The two most powerful trends for enterprise messaging and collaboration in 2021 will be interoperability and data sovereignty. 

Given the huge range of messaging apps and collaboration tools, organisations will favour those that are interoperable. Walled gardens won't be sustainable. Indeed we see a number of customers using Element Matrix Services as the ‘glue' that unites their Slack-centric employees with those using other proprietary apps or alternative systems such as IRC. It's also a way to bring messaging apps in from the realms of shadow IT. That's why so many of our Element Matrix Services customers take advantage of bridges to integrate the likes of Slack and Telegram.

It's also worth noting that within the EU, the new Digital Markets Act will mandate interoperability between messaging apps - preventing ‘gatekeepers' from locking in their users. An open network, Matrix was developed to provide interoperability between communication systems so we're really pleased to see not just consumer and business demand for interoperability, but now regulation too.

We'll also see more organisations choose services which give them control over their data. Governments and NGOs are uncomfortable with centralised systems sucking up their data and storing in their own proprietary systems. Governments want their data, on their servers, in their country.

Do you think remote working is here to stay even after the pandemic ends?
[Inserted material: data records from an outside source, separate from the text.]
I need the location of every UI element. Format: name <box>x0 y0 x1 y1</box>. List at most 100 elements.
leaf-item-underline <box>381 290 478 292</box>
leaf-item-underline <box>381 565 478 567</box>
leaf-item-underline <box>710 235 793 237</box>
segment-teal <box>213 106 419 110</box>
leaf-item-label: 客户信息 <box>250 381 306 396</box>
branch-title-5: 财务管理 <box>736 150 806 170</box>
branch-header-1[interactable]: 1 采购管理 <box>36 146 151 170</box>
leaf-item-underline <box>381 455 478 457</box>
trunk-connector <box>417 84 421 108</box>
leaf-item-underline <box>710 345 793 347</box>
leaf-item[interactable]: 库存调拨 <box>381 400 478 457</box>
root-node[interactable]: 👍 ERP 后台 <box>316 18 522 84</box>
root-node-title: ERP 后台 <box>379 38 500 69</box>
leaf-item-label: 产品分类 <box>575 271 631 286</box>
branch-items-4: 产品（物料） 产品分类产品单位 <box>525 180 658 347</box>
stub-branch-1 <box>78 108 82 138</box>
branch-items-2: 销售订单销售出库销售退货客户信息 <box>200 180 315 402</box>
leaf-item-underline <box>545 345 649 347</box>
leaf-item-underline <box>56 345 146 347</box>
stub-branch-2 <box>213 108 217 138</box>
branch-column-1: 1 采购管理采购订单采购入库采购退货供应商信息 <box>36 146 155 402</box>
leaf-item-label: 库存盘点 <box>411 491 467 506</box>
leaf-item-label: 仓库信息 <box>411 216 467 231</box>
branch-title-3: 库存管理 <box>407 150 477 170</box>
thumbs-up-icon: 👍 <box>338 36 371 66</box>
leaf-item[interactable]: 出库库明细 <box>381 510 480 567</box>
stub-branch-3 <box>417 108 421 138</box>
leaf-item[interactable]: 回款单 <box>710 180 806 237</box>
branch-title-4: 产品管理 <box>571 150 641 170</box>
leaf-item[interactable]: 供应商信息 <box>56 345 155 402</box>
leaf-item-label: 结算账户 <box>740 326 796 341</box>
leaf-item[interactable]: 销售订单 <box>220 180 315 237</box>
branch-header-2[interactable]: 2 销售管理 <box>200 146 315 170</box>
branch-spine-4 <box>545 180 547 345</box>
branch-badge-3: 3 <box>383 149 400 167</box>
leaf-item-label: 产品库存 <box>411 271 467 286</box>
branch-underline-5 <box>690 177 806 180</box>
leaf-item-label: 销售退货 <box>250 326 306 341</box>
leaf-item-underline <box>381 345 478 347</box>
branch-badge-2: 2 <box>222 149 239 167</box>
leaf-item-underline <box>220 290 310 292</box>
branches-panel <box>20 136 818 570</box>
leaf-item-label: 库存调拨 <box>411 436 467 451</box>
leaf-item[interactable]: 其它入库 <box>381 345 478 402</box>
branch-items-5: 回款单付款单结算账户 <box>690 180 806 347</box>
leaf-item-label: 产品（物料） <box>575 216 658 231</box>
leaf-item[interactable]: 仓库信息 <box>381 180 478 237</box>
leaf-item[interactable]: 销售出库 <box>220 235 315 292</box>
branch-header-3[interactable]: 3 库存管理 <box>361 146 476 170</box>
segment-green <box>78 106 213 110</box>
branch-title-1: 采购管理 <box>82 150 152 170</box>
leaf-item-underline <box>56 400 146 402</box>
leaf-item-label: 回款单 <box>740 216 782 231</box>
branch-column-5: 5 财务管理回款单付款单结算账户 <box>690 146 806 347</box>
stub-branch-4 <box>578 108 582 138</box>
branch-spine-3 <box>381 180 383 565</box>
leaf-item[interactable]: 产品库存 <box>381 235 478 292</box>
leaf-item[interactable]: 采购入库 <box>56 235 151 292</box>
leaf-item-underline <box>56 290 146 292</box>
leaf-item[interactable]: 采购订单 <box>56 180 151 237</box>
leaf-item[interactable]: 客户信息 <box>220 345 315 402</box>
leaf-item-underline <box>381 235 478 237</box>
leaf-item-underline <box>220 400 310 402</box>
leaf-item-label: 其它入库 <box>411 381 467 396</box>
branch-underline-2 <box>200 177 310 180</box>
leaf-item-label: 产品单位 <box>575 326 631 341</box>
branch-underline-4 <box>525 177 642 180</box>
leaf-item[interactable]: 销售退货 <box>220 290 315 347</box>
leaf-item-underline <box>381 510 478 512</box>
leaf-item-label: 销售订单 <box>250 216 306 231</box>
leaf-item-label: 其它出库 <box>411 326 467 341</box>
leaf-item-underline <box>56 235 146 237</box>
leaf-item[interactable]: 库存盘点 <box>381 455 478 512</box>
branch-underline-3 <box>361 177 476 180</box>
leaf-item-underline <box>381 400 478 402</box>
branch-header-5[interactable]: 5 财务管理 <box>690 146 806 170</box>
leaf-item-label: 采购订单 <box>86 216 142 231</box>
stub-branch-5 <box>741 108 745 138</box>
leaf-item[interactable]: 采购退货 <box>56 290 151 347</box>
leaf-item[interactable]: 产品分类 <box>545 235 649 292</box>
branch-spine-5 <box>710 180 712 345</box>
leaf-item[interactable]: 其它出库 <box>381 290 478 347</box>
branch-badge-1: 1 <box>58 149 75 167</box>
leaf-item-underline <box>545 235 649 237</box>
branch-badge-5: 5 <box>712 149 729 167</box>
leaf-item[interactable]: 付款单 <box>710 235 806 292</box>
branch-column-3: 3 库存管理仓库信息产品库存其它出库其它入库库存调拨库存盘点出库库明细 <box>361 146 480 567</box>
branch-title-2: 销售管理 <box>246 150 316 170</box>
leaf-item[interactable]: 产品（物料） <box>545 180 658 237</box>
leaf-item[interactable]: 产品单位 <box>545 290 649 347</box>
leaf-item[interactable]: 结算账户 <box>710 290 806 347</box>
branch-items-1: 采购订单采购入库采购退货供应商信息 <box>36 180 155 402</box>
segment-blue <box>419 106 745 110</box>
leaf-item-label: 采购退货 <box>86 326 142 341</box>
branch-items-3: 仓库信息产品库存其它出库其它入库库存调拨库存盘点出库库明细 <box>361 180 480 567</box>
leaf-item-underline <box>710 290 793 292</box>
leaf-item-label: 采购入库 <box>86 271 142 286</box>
The pandemic has fast-forwarded the adoption of remote and hybrid working by five, maybe even 10, years. It's here to stay, and will continue to evolve. There will be widespread use of messaging and collaboration, both within individual organisations and across entire supply chains.

Real time communication enables far more flexible working styles. It helps organisations be more productive and more ecologically-minded. It reduces the need for office space, business travel, and can aid the war for talent by offering employees a better work-life balance.

Real time communication is faster and richer than email and more secure. Operating over an open network, with interoperability based on open standards, it's just as universal and as simple to use.